Akceptacja tego, co jest jako droga do trwałego spokoju to kolejne po ego kluczowe pojęcie w filozofiach wschodu. I, niestety… zupełnie opacznie rozumiane na zachodzie.
Bo czy może być dla nas coś gorszego niż akceptacja tego, co jest? Przecież to, co jest nie ma nic wspólnego z tym, co być powinno. Sensem naszego życia jest więc ciągłe poprawianie i rozwój, ewentualnie zamiatanie pod dywan tego, czego się nie da poprawić ani rozwinąć i robienie dobrej miny do złej gry.
Akceptacja zaś to przyzwolenie na tę mierność, która jest i tkwienie w niej. A mówiąc wprost – akceptacja to najprostsza droga do zostania warzywem. Może i życie marchewki jest spokojniejsze od życia VIP-a, ale nie mamy wątpliwości, które życie byśmy wybrali, gdybyśmy mieli wybór, prawda?
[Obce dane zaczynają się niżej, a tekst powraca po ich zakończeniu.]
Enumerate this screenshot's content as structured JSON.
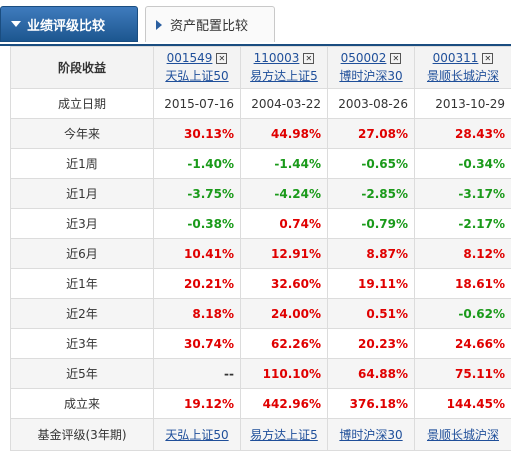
{
  "tabs": [
    {
      "label": "业绩评级比较",
      "active": true
    },
    {
      "label": "资产配置比较",
      "active": false
    }
  ],
  "header_label": "阶段收益",
  "funds": [
    {
      "code": "001549",
      "name": "天弘上证50"
    },
    {
      "code": "110003",
      "name": "易方达上证5"
    },
    {
      "code": "050002",
      "name": "博时沪深30"
    },
    {
      "code": "000311",
      "name": "景顺长城沪深"
    }
  ],
  "close_glyph": "✕",
  "inception_row": {
    "label": "成立日期",
    "values": [
      "2015-07-16",
      "2004-03-22",
      "2003-08-26",
      "2013-10-29"
    ]
  },
  "rows": [
    {
      "label": "今年来",
      "values": [
        "30.13%",
        "44.98%",
        "27.08%",
        "28.43%"
      ],
      "signs": [
        "pos",
        "pos",
        "pos",
        "pos"
      ]
    },
    {
      "label": "近1周",
      "values": [
        "-1.40%",
        "-1.44%",
        "-0.65%",
        "-0.34%"
      ],
      "signs": [
        "neg",
        "neg",
        "neg",
        "neg"
      ]
    },
    {
      "label": "近1月",
      "values": [
        "-3.75%",
        "-4.24%",
        "-2.85%",
        "-3.17%"
      ],
      "signs": [
        "neg",
        "neg",
        "neg",
        "neg"
      ]
    },
    {
      "label": "近3月",
      "values": [
        "-0.38%",
        "0.74%",
        "-0.79%",
        "-2.17%"
      ],
      "signs": [
        "neg",
        "pos",
        "neg",
        "neg"
      ]
    },
    {
      "label": "近6月",
      "values": [
        "10.41%",
        "12.91%",
        "8.87%",
        "8.12%"
      ],
      "signs": [
        "pos",
        "pos",
        "pos",
        "pos"
      ]
    },
    {
      "label": "近1年",
      "values": [
        "20.21%",
        "32.60%",
        "19.11%",
        "18.61%"
      ],
      "signs": [
        "pos",
        "pos",
        "pos",
        "pos"
      ]
    },
    {
      "label": "近2年",
      "values": [
        "8.18%",
        "24.00%",
        "0.51%",
        "-0.62%"
      ],
      "signs": [
        "pos",
        "pos",
        "pos",
        "neg"
      ]
    },
    {
      "label": "近3年",
      "values": [
        "30.74%",
        "62.26%",
        "20.23%",
        "24.66%"
      ],
      "signs": [
        "pos",
        "pos",
        "pos",
        "pos"
      ]
    },
    {
      "label": "近5年",
      "values": [
        "--",
        "110.10%",
        "64.88%",
        "75.11%"
      ],
      "signs": [
        "flat",
        "pos",
        "pos",
        "pos"
      ]
    },
    {
      "label": "成立来",
      "values": [
        "19.12%",
        "442.96%",
        "376.18%",
        "144.45%"
      ],
      "signs": [
        "pos",
        "pos",
        "pos",
        "pos"
      ]
    }
  ],
  "rating_row": {
    "label": "基金评级(3年期)",
    "links": [
      "天弘上证50",
      "易方达上证5",
      "博时沪深30",
      "景顺长城沪深"
    ]
  },
  "colors": {
    "positive": "#e00000",
    "negative": "#1a9a1a",
    "tab_active": "#1c568f",
    "link": "#1f4f9a"
  }
}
Odkładając na bok już nawet tak abstrakcyjne dla marchewki pojęcia jak kariera czy porsche – jak akceptacja może nas bronić przed światem…? Przed cudzą agresją…?
Odpowiedź brzmi: skuteczniej.
Tydzień przed swoją śmiercią w 1645 r. Miyamoto Musashi, od wielu lat praktykujący buddyzm zen, spisał 21 zasad streszczających jego filozofię życia. Pierwsza z nich brzmi:
Akceptuj rzeczy takimi, jakimi są.
I nie byłoby w tym nic dziwnego – w sumie to niemal hymn buddystów – gdyby nie to, że Miyamoto Musashi był jednocześnie jednym z najsłynniejszych japońskich roninów – twórcą szkoły walki dwoma mieczami, który w życiu nie przegrał pojedynku. A według historyków odbył ich ponad 60.
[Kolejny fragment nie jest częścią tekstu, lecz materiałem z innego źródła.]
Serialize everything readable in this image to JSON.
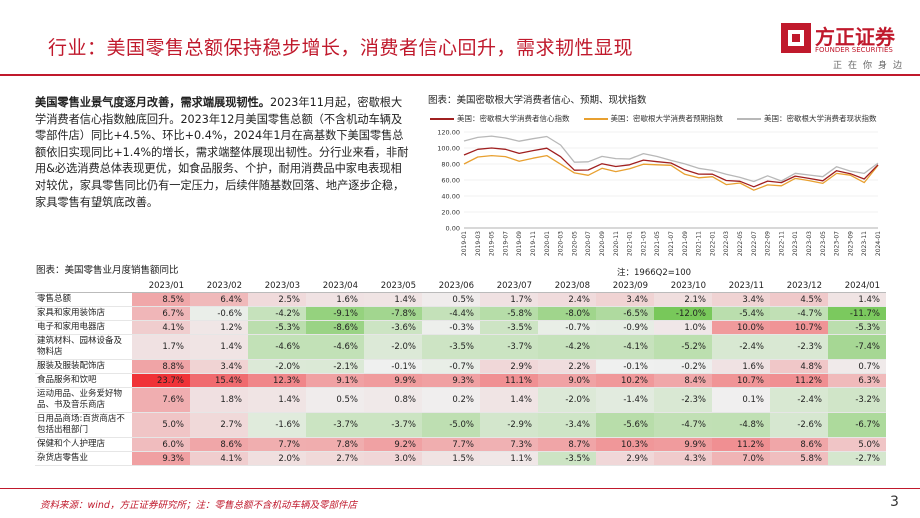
{
  "header": {
    "title": "行业：美国零售总额保持稳步增长，消费者信心回升，需求韧性显现",
    "logo_cn": "方正证券",
    "logo_en": "FOUNDER SECURITIES",
    "logo_slogan": "正在你身边",
    "brand_color": "#c0192c"
  },
  "paragraph": {
    "lead": "美国零售业景气度逐月改善，需求端展现韧性。",
    "body": "2023年11月起，密歇根大学消费者信心指数触底回升。2023年12月美国零售总额（不含机动车辆及零部件店）同比+4.5%、环比+0.4%，2024年1月在高基数下美国零售总额依旧实现同比+1.4%的增长，需求端整体展现出韧性。分行业来看，非耐用&必选消费总体表现更优，如食品服务、个护，耐用消费品中家电表现相对较优，家具零售同比仍有一定压力，后续伴随基数回落、地产逐步企稳，家具零售有望筑底改善。"
  },
  "chart_data": {
    "type": "line",
    "title": "图表：美国密歇根大学消费者信心、预期、现状指数",
    "note": "注：1966Q2=100",
    "ylim": [
      0,
      120
    ],
    "yticks": [
      "0.00",
      "20.00",
      "40.00",
      "60.00",
      "80.00",
      "100.00",
      "120.00"
    ],
    "x": [
      "2019-01",
      "2019-03",
      "2019-05",
      "2019-07",
      "2019-09",
      "2019-11",
      "2020-01",
      "2020-03",
      "2020-05",
      "2020-07",
      "2020-09",
      "2020-11",
      "2021-01",
      "2021-03",
      "2021-05",
      "2021-07",
      "2021-09",
      "2021-11",
      "2022-01",
      "2022-03",
      "2022-05",
      "2022-07",
      "2022-09",
      "2022-11",
      "2023-01",
      "2023-03",
      "2023-05",
      "2023-07",
      "2023-09",
      "2023-11",
      "2024-01"
    ],
    "series": [
      {
        "name": "美国：密歇根大学消费者信心指数",
        "color": "#a02020",
        "values": [
          91.2,
          98.4,
          100.0,
          98.4,
          93.2,
          96.8,
          99.8,
          89.1,
          72.3,
          72.5,
          80.4,
          76.9,
          79.0,
          84.9,
          82.9,
          81.2,
          72.8,
          67.4,
          67.2,
          59.4,
          58.4,
          51.5,
          58.6,
          56.8,
          64.9,
          62.0,
          59.0,
          71.6,
          67.9,
          61.3,
          79.0
        ]
      },
      {
        "name": "美国：密歇根大学消费者预期指数",
        "color": "#e8a030",
        "values": [
          80.0,
          88.8,
          90.5,
          89.3,
          83.4,
          87.3,
          90.5,
          79.7,
          68.9,
          65.9,
          74.6,
          70.5,
          74.0,
          79.7,
          79.0,
          78.4,
          67.1,
          62.8,
          64.1,
          54.3,
          56.3,
          47.3,
          53.9,
          52.7,
          62.0,
          59.2,
          55.7,
          68.3,
          66.0,
          56.8,
          78.2
        ]
      },
      {
        "name": "美国：密歇根大学消费者现状指数",
        "color": "#b8b8b8",
        "values": [
          108.8,
          113.3,
          114.9,
          112.5,
          108.5,
          111.6,
          114.4,
          103.7,
          82.3,
          82.8,
          89.5,
          86.7,
          86.2,
          93.0,
          89.4,
          84.5,
          80.1,
          74.6,
          72.0,
          67.2,
          63.3,
          58.1,
          65.3,
          58.8,
          68.4,
          66.3,
          64.1,
          76.6,
          71.1,
          68.3,
          81.1
        ]
      }
    ]
  },
  "table": {
    "title": "图表：美国零售业月度销售额同比",
    "columns": [
      "2023/01",
      "2023/02",
      "2023/03",
      "2023/04",
      "2023/05",
      "2023/06",
      "2023/07",
      "2023/08",
      "2023/09",
      "2023/10",
      "2023/11",
      "2023/12",
      "2024/01"
    ],
    "rows": [
      {
        "label": "零售总额",
        "values": [
          8.5,
          6.4,
          2.5,
          1.6,
          1.4,
          0.5,
          1.7,
          2.4,
          3.4,
          2.1,
          3.4,
          4.5,
          1.4
        ]
      },
      {
        "label": "家具和家用装饰店",
        "values": [
          6.7,
          -0.6,
          -4.2,
          -9.1,
          -7.8,
          -4.4,
          -5.8,
          -8.0,
          -6.5,
          -12.0,
          -5.4,
          -4.7,
          -11.7
        ]
      },
      {
        "label": "电子和家用电器店",
        "values": [
          4.1,
          1.2,
          -5.3,
          -8.6,
          -3.6,
          -0.3,
          -3.5,
          -0.7,
          -0.9,
          1.0,
          10.0,
          10.7,
          -5.3
        ]
      },
      {
        "label": "建筑材料、园林设备及物料店",
        "values": [
          1.7,
          1.4,
          -4.6,
          -4.6,
          -2.0,
          -3.5,
          -3.7,
          -4.2,
          -4.1,
          -5.2,
          -2.4,
          -2.3,
          -7.4
        ]
      },
      {
        "label": "服装及服装配饰店",
        "values": [
          8.8,
          3.4,
          -2.0,
          -2.1,
          -0.1,
          -0.7,
          2.9,
          2.2,
          -0.1,
          -0.2,
          1.6,
          4.8,
          0.7
        ]
      },
      {
        "label": "食品服务和饮吧",
        "values": [
          23.7,
          15.4,
          12.3,
          9.1,
          9.9,
          9.3,
          11.1,
          9.0,
          10.2,
          8.4,
          10.7,
          11.2,
          6.3
        ]
      },
      {
        "label": "运动用品、业务爱好物品、书及音乐商店",
        "values": [
          7.6,
          1.8,
          1.4,
          0.5,
          0.8,
          0.2,
          1.4,
          -2.0,
          -1.4,
          -2.3,
          0.1,
          -2.4,
          -3.2
        ]
      },
      {
        "label": "日用品商场:百货商店不包括出租部门",
        "values": [
          5.0,
          2.7,
          -1.6,
          -3.7,
          -3.7,
          -5.0,
          -2.9,
          -3.4,
          -5.6,
          -4.7,
          -4.8,
          -2.6,
          -6.7
        ]
      },
      {
        "label": "保健和个人护理店",
        "values": [
          6.0,
          8.6,
          7.7,
          7.8,
          9.2,
          7.7,
          7.3,
          8.7,
          10.3,
          9.9,
          11.2,
          8.6,
          5.0
        ]
      },
      {
        "label": "杂货店零售业",
        "values": [
          9.3,
          4.1,
          2.0,
          2.7,
          3.0,
          1.5,
          1.1,
          -3.5,
          2.9,
          4.3,
          7.0,
          5.8,
          -2.7
        ]
      }
    ]
  },
  "footer": {
    "source": "资料来源：wind，方正证券研究所；注：零售总额不含机动车辆及零部件店",
    "page_number": "3"
  }
}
Akceptacja w filozofii wschodu ma bowiem zupełnie inne znaczenie niż na zachodzie. Jest to niuans, który zazwyczaj umyka umysłom zachodnim, a stanowi podstawę całego systemu. Akceptacja nie oznacza ani bierności ani bezbronności. Akceptacja tego, co jest to nic innego jak przecięcie się przez myśleństwo do faktów i reagowanie na fakty, a nie naszą ich interpretację. Nikt nie mówi, żebyś nie reagował. Reaguj! Tylko nie na własne myśli, a na to, co się faktycznie dzieje.
To odwrotność akceptacji – święte oburzenie na niesprawiedliwość tego świata i ludzką podłość (czyli emocjonalne reagowanie na naszą interpretację faktów) – naraża nas na niebezpieczeństwo.
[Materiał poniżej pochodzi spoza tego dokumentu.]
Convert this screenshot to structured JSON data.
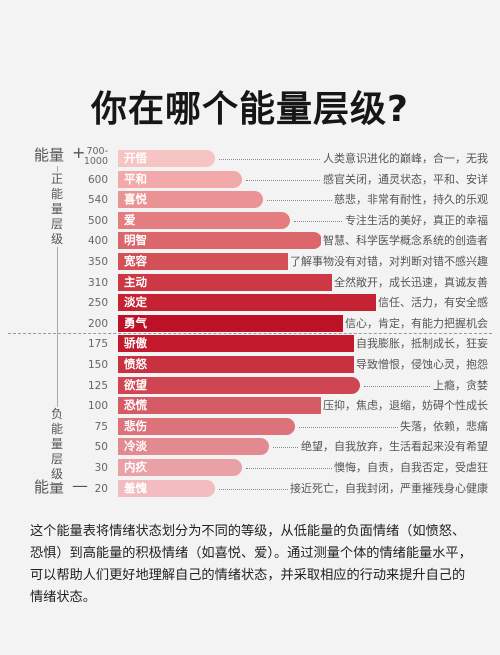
{
  "title": "你在哪个能量层级?",
  "axis": {
    "top_label": "能量",
    "top_sign": "+",
    "bottom_label": "能量",
    "bottom_sign": "—",
    "positive_label": "正能量层级",
    "negative_label": "负能量层级"
  },
  "rows": [
    {
      "level": "700-1000",
      "emotion": "开悟",
      "desc": "人类意识进化的巅峰，合一，无我",
      "value": 0.18,
      "color": "#f7c4c4"
    },
    {
      "level": "600",
      "emotion": "平和",
      "desc": "感官关闭，通灵状态，平和、安详",
      "value": 0.23,
      "color": "#f1a9aa"
    },
    {
      "level": "540",
      "emotion": "喜悦",
      "desc": "慈悲，非常有耐性，持久的乐观",
      "value": 0.27,
      "color": "#ea9395"
    },
    {
      "level": "500",
      "emotion": "爱",
      "desc": "专注生活的美好，真正的幸福",
      "value": 0.32,
      "color": "#e37d80"
    },
    {
      "level": "400",
      "emotion": "明智",
      "desc": "智慧、科学医学概念系统的创造者",
      "value": 0.38,
      "color": "#db666b"
    },
    {
      "level": "350",
      "emotion": "宽容",
      "desc": "了解事物没有对错，对判断对错不感兴趣",
      "value": 0.45,
      "color": "#d45057"
    },
    {
      "level": "310",
      "emotion": "主动",
      "desc": "全然敞开，成长迅速，真诚友善",
      "value": 0.5,
      "color": "#cc3843"
    },
    {
      "level": "250",
      "emotion": "淡定",
      "desc": "信任、活力，有安全感",
      "value": 0.56,
      "color": "#c52333"
    },
    {
      "level": "200",
      "emotion": "勇气",
      "desc": "信心，肯定，有能力把握机会",
      "value": 0.62,
      "color": "#bd1128"
    },
    {
      "level": "175",
      "emotion": "骄傲",
      "desc": "自我膨胀，抵制成长，狂妄",
      "value": 0.56,
      "color": "#c21a2c"
    },
    {
      "level": "150",
      "emotion": "愤怒",
      "desc": "导致憎恨，侵蚀心灵，抱怨",
      "value": 0.5,
      "color": "#c83140"
    },
    {
      "level": "125",
      "emotion": "欲望",
      "desc": "上瘾，贪婪",
      "value": 0.45,
      "color": "#cf4652"
    },
    {
      "level": "100",
      "emotion": "恐慌",
      "desc": "压抑，焦虑，退缩，妨碍个性成长",
      "value": 0.39,
      "color": "#d55c66"
    },
    {
      "level": "75",
      "emotion": "悲伤",
      "desc": "失落，依赖，悲痛",
      "value": 0.33,
      "color": "#dc737b"
    },
    {
      "level": "50",
      "emotion": "冷淡",
      "desc": "绝望，自我放弃，生活看起来没有希望",
      "value": 0.28,
      "color": "#e38a90"
    },
    {
      "level": "30",
      "emotion": "内疚",
      "desc": "懊悔，自责，自我否定，受虐狂",
      "value": 0.23,
      "color": "#eaa1a6"
    },
    {
      "level": "20",
      "emotion": "羞愧",
      "desc": "接近死亡，自我封闭，严重摧残身心健康",
      "value": 0.18,
      "color": "#f2bcc0"
    }
  ],
  "footer": "这个能量表将情绪状态划分为不同的等级，从低能量的负面情绪（如愤怒、恐惧）到高能量的积极情绪（如喜悦、爱）。通过测量个体的情绪能量水平，可以帮助人们更好地理解自己的情绪状态，并采取相应的行动来提升自己的情绪状态。"
}
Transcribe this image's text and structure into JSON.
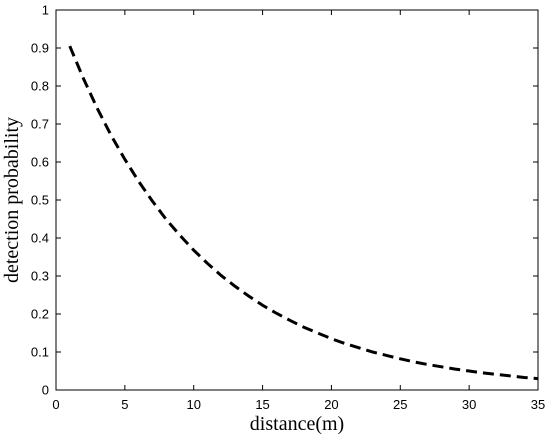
{
  "chart_data": {
    "type": "line",
    "title": "",
    "xlabel": "distance(m)",
    "ylabel": "detection probability",
    "xlim": [
      0,
      35
    ],
    "ylim": [
      0,
      1
    ],
    "xticks": [
      0,
      5,
      10,
      15,
      20,
      25,
      30,
      35
    ],
    "yticks": [
      0,
      0.1,
      0.2,
      0.3,
      0.4,
      0.5,
      0.6,
      0.7,
      0.8,
      0.9,
      1
    ],
    "xtick_labels": [
      "0",
      "5",
      "10",
      "15",
      "20",
      "25",
      "30",
      "35"
    ],
    "ytick_labels": [
      "0",
      "0.1",
      "0.2",
      "0.3",
      "0.4",
      "0.5",
      "0.6",
      "0.7",
      "0.8",
      "0.9",
      "1"
    ],
    "grid": false,
    "series": [
      {
        "line_style": "dashed",
        "color": "#000000",
        "x": [
          1,
          2,
          3,
          4,
          5,
          6,
          7,
          8,
          9,
          10,
          11,
          12,
          13,
          14,
          15,
          16,
          17,
          18,
          19,
          20,
          21,
          22,
          23,
          24,
          25,
          26,
          27,
          28,
          29,
          30,
          31,
          32,
          33,
          34,
          35
        ],
        "y": [
          0.905,
          0.819,
          0.741,
          0.67,
          0.607,
          0.549,
          0.497,
          0.449,
          0.407,
          0.368,
          0.333,
          0.301,
          0.273,
          0.247,
          0.223,
          0.202,
          0.183,
          0.165,
          0.15,
          0.135,
          0.122,
          0.111,
          0.1,
          0.091,
          0.082,
          0.074,
          0.067,
          0.061,
          0.055,
          0.05,
          0.045,
          0.041,
          0.037,
          0.033,
          0.03
        ]
      }
    ]
  }
}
Jedną z taktyk Miyamoto Musashiego było… spóźnianie się na pojedynki. W jego czasach stanowiło to skrajną obrazę dla jego czcigodnych przeciwników, którzy konsekwentnie wpadali w święte oburzenie nad jego hucpą i… przegrywali.
Szczerze, to trudno mi uwierzyć, że wielcy mistrzowie szkół walki – a z nimi m.in. pojedynkował się Miyamoto – tracili rezon, tylko dlatego, że ktoś im okazuje lekceważenie. Jedyne wytłumaczenie, które przychodzi mi do głowy jest takie, że czasy rzeczywiście były skrajnie inne i spóźnienie się przeciwnika faktycznie musiało stanowić śmiertelną ujmę na honorze.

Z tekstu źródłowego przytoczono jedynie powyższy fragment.